俺は気まずい空気に耐えられずに、久しぶりの旧友に挨拶をかわす。


「ど、どうも。元気してたぁ?」


「……」


しかし、気の利いたフランクな挨拶に返事が返ってくることはなかった。

代わりにラズはホリーに顔を向けて鋭い口調で言葉を投げかける。


ラズの手は俺を逃がさんとばかりに、俺の顎を掴んだままだ。


「ホリー、お前はコイツをどこで拾ってきたんだい?」


「え、人間とアンデットの国境ですけど」


「ほー、ということは、やはり私の目が腐ったわけじゃないみたいだね」


ラズの瞳が、ギロリと擬音がつくような動きで俺を睨んでくる。


蛇ににらまれたカエルとはまさに俺のことだ。恐怖で指一本すら動かないんだが?

このババア怖すぎる。


ホリーが心配した表情でラズに声をかける。


「あのー、ラズ様。エドの病気は治るのでしょうか?」


「病気だと? 私の視界に病人なんて、どこにもいない」


「ええー、なにを言ってるんですか! すぐ目の前にいるのに」


「お前にはコイツが病人にみえるのかい?」


「当たり前ですよ! だって死にそうな顔してるじゃないですか!」


ラズが呆れたような深いため息を吐く。


「はあ。ポンコツだと思っていたがここまでとは……どうしてこんなチンチクリンが聖女なんかに……」


「ひ、ひどい! いくらラズ様でも怒りますよ、名誉毀損です! 聖女の人権侵害だー。抗議します!」


ホリーが心外だとばかりに声を荒げる。

ラズはホリーの存在自体が頭痛の種だと言わんばかりに、空いている片手で頭を抱える。すると、唐突にラズは俺から手を放し、立ち上がる。

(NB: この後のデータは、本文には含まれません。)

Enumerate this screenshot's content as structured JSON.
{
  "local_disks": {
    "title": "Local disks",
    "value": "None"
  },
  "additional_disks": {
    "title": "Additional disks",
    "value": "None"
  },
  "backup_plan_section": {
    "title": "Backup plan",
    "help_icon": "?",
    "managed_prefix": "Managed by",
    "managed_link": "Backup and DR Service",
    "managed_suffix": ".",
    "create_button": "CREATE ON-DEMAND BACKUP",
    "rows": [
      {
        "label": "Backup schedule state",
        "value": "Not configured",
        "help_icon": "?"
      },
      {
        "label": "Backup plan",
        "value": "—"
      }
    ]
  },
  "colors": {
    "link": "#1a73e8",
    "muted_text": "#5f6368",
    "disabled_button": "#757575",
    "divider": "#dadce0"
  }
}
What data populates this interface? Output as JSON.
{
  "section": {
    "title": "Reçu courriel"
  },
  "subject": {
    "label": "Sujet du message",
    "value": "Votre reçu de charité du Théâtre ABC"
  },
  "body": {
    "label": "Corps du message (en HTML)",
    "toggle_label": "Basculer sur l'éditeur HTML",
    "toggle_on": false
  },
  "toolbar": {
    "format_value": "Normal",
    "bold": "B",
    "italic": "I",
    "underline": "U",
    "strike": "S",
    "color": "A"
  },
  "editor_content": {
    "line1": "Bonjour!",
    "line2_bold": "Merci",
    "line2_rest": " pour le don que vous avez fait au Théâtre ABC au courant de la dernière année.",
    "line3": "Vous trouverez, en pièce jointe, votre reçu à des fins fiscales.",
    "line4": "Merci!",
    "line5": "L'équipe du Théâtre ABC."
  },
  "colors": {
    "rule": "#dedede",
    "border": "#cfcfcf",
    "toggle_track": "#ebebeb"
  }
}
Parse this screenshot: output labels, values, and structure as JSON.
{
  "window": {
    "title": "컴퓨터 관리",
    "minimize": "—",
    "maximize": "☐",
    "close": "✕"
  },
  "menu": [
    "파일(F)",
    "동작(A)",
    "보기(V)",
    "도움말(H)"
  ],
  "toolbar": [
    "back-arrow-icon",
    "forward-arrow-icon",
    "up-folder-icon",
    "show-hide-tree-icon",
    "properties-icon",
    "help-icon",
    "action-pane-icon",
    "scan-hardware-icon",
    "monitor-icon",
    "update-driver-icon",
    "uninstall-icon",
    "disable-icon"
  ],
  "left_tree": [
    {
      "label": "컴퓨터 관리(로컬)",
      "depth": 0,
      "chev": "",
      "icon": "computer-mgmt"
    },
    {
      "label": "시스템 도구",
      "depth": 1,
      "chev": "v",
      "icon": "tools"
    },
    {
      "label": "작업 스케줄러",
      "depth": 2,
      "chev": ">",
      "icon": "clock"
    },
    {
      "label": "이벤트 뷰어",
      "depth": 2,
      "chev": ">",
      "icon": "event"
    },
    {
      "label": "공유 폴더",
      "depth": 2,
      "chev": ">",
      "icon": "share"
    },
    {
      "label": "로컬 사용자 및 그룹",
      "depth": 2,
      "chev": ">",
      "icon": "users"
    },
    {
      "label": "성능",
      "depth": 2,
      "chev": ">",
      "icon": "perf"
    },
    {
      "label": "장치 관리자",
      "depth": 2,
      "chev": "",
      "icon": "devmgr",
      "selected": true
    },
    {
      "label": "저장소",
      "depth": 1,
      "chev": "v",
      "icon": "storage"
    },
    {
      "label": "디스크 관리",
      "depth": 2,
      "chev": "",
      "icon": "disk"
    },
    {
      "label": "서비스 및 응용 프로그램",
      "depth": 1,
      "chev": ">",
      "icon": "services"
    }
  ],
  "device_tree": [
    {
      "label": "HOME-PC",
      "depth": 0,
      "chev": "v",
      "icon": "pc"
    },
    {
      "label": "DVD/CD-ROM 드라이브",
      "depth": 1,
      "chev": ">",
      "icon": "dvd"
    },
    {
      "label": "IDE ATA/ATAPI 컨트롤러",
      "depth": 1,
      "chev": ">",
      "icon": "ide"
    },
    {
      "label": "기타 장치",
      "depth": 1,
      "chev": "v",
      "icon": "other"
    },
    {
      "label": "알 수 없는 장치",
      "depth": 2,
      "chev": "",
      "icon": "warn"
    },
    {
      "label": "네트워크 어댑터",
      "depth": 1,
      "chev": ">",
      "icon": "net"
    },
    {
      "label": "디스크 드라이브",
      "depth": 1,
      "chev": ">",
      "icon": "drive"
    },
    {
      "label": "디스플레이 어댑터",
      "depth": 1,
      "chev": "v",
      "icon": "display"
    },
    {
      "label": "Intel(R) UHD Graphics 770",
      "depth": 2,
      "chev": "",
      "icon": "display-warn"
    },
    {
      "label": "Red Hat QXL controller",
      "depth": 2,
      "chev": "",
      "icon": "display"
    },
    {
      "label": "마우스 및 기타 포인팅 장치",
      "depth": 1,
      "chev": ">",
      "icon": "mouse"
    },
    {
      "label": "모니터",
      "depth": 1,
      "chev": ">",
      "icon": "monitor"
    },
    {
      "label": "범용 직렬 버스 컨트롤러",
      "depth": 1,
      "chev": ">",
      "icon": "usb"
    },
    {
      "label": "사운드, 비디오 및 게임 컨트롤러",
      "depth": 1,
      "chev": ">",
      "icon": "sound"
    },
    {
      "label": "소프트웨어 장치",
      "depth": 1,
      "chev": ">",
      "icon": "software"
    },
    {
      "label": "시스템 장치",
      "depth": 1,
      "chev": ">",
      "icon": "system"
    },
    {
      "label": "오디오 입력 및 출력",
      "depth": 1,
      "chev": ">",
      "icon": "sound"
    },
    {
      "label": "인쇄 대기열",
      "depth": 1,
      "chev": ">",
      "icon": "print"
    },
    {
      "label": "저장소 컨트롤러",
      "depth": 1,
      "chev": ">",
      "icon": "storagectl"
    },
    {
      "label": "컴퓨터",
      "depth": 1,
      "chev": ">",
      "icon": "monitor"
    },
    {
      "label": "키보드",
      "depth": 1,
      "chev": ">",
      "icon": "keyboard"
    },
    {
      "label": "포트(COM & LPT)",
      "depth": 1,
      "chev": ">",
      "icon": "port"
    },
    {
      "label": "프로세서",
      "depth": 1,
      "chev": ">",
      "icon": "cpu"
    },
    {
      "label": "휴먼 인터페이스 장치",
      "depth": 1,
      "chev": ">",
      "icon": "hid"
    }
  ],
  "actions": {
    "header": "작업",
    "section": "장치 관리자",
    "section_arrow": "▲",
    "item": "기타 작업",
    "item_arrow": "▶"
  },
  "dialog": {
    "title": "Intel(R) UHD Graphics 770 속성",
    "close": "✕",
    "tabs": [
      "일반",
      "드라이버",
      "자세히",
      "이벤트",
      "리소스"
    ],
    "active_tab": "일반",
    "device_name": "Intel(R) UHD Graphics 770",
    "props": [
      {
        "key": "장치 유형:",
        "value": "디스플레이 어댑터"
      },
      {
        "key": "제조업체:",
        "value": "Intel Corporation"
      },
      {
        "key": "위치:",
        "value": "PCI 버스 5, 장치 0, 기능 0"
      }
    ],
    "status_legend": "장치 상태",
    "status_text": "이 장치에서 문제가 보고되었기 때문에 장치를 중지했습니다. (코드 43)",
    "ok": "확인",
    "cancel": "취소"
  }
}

「とりあえず、コイツは私には治せないよ。あんたも聖女なら自分の目で、きちんと相手のことを見極めて診察することだね」


「そ、そんなぁ。ラズ様でも無理なんですか! こ、困ったなー」


むむむ、とホリーはこめかみに指をつけて考え込む。


「どうしよう。エドの病気を治すって約束したのに……こうなったら私が新薬を開発して治してあげるしかありませんね! そうときまったら、こうしてはいられません! エド、すぐに家にもどって再検査をしましょう」


「お、おう」


「ラズ様ありがとうございました!」


ホリーに腕を引かれ、俺は立ち上がる。そのまま勢いに任せて部屋にから出ようとするが、ポンっと小気味の良い音を立ててラズが後ろから俺の肩に手をのせてきた。


スローモーションのようにゆっくりと振り向く。そこには、ゆがんだ笑顔の老婆が、恐ろしい表情で待ち構えていた。


「ちょっとお待ち。私はコイツと少し話があるから、ホリーは先に帰りなさい。後で私がちゃーんと、家まで送っていくから心配無用だよ」


こうして、俺はこちらの正体を知っている最悪な聖女と二人きりで、逃げ場のない部屋に取り残されることになった。